Ее мир сузился до пределов этого окна, ей не нужно было больше. Она изображала какую-то посуду, стоящую на столе — случайно оставшуюся после завтрака, иногда мы специально ставили на окно какие-то предметы, букеты цветов. Ее вдохновение всегда возникало неожиданно, мама никогда себя не принуждала

Людей, которые действительно умеют рисовать, а не просто пытаются с помощью холста и красок обезобразить и без того не слишком приглядную действительность совсем немного. 17 июня их стала еще меньше — на 89 году жизни скончалась знаменитая киевская художница Татьяна Яблонская. Известность пришла к выпускнице Киевского художественного института в 1949 году, когда была написана картина "Хлеб" — хорошо знакомая многим поколениям не меньше, чем шедевры Рубенса или Эль Греко. Сама Яблонская всегда предпочитала экспериментировать и не останавливаться на достигнутом — это особенно заметно если тот же пресловутый "Хлеб" сравнить с работой, написанной двадцатью годами позже, "Безымянными высотами", не имевшими ничего общего с концентрированным осязаемым оптимизмом "Хлеба". О том, каким человеком была мастер, о судьбе ее картин и о последних годах жизни художницы нам рассказала дочь Яблонской Гаяне Атаян.

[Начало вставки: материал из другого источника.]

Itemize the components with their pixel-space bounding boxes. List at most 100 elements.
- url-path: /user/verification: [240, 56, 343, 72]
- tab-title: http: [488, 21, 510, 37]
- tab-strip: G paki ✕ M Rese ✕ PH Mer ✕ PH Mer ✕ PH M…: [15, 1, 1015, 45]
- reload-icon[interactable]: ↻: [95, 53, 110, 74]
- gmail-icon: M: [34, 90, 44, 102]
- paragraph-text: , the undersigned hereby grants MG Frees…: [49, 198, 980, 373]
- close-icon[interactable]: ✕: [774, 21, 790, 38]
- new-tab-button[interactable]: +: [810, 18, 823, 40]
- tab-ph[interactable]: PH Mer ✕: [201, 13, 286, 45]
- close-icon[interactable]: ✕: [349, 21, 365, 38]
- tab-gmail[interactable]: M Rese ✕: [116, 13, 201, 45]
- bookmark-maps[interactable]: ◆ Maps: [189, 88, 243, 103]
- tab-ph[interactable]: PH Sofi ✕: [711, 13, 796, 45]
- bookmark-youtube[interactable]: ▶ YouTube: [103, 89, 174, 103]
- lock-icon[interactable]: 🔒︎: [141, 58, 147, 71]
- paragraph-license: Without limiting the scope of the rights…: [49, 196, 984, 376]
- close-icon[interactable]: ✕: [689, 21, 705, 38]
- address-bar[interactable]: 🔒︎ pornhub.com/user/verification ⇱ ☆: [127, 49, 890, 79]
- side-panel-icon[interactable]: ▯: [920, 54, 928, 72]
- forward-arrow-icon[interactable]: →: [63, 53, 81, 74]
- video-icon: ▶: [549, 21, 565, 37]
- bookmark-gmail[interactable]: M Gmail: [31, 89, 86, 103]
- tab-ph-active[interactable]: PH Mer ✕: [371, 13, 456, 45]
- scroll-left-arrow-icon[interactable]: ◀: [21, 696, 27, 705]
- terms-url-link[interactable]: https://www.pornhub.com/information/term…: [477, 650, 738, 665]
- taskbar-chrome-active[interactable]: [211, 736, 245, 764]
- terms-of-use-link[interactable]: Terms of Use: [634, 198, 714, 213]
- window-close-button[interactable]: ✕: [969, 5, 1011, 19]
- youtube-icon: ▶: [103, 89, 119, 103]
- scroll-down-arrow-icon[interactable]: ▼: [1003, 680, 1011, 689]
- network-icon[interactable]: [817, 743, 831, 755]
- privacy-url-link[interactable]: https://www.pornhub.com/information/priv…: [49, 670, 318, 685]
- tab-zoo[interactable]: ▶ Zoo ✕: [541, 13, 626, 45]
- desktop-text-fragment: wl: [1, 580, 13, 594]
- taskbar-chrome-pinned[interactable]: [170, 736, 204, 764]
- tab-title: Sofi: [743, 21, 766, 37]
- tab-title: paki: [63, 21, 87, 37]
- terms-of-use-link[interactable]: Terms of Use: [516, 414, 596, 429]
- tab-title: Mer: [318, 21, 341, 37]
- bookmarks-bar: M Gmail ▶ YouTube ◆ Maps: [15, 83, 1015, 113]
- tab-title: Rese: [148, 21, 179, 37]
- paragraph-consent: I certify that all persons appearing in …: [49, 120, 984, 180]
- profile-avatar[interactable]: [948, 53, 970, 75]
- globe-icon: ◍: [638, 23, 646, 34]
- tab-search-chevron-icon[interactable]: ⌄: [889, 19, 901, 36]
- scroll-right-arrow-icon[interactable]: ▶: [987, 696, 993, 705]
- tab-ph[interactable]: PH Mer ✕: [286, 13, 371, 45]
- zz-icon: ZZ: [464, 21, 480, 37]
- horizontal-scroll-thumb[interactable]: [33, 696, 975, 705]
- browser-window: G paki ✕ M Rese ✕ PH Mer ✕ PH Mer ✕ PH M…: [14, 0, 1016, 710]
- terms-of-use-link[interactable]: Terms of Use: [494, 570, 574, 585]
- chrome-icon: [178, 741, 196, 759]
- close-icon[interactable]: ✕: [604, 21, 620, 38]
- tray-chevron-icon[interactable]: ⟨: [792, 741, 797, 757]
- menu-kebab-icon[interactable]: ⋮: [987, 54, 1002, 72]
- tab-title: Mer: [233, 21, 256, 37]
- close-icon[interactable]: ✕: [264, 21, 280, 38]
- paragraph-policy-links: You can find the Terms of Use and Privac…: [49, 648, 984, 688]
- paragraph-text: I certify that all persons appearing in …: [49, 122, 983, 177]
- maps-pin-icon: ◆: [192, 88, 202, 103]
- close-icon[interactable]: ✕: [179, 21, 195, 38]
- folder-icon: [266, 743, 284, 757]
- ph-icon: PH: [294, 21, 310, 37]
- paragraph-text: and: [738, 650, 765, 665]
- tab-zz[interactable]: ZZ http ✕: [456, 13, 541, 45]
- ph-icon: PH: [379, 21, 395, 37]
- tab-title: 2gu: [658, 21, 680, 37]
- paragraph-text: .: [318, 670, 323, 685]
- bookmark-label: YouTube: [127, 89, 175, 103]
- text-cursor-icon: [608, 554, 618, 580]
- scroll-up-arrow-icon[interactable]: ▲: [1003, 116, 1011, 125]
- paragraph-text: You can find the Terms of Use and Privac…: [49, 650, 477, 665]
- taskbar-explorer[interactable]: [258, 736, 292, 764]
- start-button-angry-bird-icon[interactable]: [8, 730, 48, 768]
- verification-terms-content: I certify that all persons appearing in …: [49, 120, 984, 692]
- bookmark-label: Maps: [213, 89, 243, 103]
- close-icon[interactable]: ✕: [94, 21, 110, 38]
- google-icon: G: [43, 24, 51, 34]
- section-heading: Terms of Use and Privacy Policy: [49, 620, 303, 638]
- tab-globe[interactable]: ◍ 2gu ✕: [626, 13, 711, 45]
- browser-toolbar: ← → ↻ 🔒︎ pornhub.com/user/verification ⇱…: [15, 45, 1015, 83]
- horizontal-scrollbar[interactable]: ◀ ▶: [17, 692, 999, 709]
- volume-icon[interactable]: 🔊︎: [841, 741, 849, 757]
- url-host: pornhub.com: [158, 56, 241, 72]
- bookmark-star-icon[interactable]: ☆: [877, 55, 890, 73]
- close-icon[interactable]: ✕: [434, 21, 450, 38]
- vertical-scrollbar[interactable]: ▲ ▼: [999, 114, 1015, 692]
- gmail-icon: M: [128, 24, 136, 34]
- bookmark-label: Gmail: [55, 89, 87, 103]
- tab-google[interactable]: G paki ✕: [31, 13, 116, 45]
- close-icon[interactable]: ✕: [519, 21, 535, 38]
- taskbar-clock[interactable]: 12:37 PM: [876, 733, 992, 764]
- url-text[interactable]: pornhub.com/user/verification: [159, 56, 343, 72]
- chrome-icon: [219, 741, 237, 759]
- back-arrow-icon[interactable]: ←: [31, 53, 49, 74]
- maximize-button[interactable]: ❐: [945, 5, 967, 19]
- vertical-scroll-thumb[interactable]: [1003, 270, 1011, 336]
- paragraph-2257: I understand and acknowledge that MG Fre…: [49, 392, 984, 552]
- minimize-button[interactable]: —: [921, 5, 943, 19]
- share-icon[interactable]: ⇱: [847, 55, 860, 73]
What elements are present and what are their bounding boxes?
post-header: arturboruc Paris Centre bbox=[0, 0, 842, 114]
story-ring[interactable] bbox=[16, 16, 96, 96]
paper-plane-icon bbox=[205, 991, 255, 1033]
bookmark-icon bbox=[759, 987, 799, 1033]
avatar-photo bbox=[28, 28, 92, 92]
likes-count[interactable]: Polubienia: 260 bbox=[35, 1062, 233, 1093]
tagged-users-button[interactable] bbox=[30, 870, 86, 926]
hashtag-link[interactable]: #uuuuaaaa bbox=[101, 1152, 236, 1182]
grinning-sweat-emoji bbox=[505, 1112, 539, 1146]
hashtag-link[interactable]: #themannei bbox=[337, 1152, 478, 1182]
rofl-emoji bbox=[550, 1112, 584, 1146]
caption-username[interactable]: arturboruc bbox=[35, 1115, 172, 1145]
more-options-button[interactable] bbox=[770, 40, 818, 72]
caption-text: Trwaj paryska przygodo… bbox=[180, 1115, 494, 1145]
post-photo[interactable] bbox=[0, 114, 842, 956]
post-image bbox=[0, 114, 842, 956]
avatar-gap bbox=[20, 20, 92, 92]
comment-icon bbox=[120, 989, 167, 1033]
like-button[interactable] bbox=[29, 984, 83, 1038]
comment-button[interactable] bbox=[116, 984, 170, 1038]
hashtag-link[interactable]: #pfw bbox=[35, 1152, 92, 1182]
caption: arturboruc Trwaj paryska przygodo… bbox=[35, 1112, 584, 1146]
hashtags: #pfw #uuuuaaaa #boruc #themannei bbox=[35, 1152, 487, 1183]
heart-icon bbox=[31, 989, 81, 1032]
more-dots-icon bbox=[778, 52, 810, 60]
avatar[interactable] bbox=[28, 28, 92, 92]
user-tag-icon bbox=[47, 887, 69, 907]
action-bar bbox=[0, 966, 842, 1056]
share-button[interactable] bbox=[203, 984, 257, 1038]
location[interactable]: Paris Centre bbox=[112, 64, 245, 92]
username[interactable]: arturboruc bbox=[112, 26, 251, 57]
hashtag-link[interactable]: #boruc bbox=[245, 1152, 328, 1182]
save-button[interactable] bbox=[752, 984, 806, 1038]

— Как ваша мать познакомилась с отцом?

— В пятидесятых годах маму пригласили в Ереван — как члена экзаменационной комиссии в Ереванском художественном институте. Мой отец там преподавал, там они и познакомились. Это ее второй брак.

— Нелегко было жить с матерью — всеми почитаемой, талантливой художницей?

— Я была не просто дочкой в бытовом плане — мне приходилось много помогать, ухаживать за больной мамой. В последнее время она не могла работать правой рукой, и ей пришлось выучиться левой. Момент вдохновения приходил всегда неожиданно, и когда мама вдруг говорила "дай бумагу", я сразу отбрасывала все, давала ей бумагу, мелки... Я всегда ощущала, что нужно ей помочь реализовать свое вдохновение, и, конечно, это сложно — потому что я сама художник, окружающие присматриваются к тебе, насколько ты соответствуешь. Но это и радостно — быть рядом с мастером, это подарок для меня. В последний день — мы просто не знали, что он будет последним (мама ушла неожиданно) — она сидела за моей спиной. Мама любила сидеть у меня за спиной, когда я работала, она показывала мне мои ошибки. Я давала ей в левую руку такую длинную палку, мы в шутку называли ее дистанционным управлением, и мама мне указывала — там и там. Всегда очень точно. Мне, конечно, было сложно — иногда я ее увозила в инвалидном кресле, говорила: "Мамочка, прости, но я не могу. Представь, что если бы у тебя за спиной сидел Федор Кричевский или Тициан". Но я нуждалась в ее советах. Она, кстати, очень много воспитала учеников, которые были на похоронах, несли ее гроб — это было ее желание.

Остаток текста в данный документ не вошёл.